If you've been following my compulsive numerical analysis of things like honorable mentions in various Year's Best anthologies, then you might be forgiven for expecting me to endorse a similarly quantitative guideline of a "good" market.
I won't, though. My convoluted number crunching is a way of orienting myself and beginning my research of markets; but I frequently -- usually! -- submit to several markets that are nowhere near the top of that hierarchy.
It seems to me that there is only one useful criterion in deciding whether to submit to a certain market: Does that market publish stories you admire? Full stop.

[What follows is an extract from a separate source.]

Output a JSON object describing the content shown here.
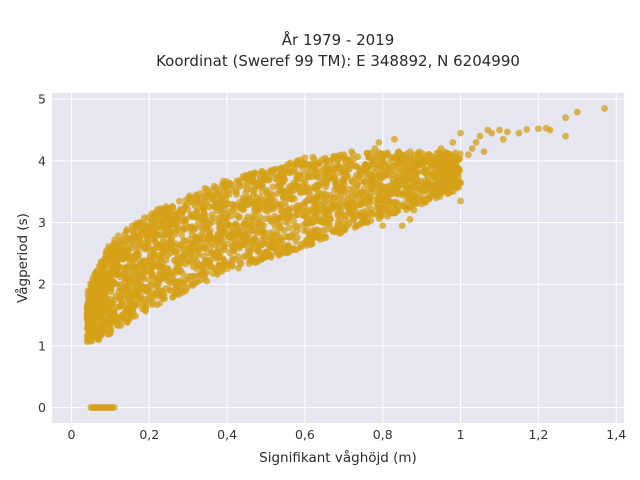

There are markets that were only names on Duotrope to me until I bought and read an issue -- and then became a devoted booster and fanboy, badly wanting to be published in that mag just so that I could be counted among the wonderful writers I found there.
I suppose that pay rates and audience size are also valid criteria, but nobody expects to make a living at 5 cents/word, and the audiences for novels are orders of magnitude bigger than for short stories. I want to be paid something, yes, but mostly in order to know that somebody liked my work that much. A miniscule payment that is coming out of the editor's own pocket is an honor, or so I think of it. I want an audience, sure, but that's because I want to reach other people's hearts & minds. Small audiences are a blessing when they read the work carefully and tell you how much it meant to them. Once upon a time, when I was writing for a tiny audience, zero pay and possibly negative prestige, a reader sent me an e-mail saying that one of my stories had helped her through a difficult time in her life. Seems to me that that's the best thing a writer can hope for.
And I'm proud of all my publications, even the non-paying ones, and consequently I list nearly all the markets in the cover letters. If a venue wasn't ashamed to list me among its authors, then I'm certainly not ashamed to list it among my achievements.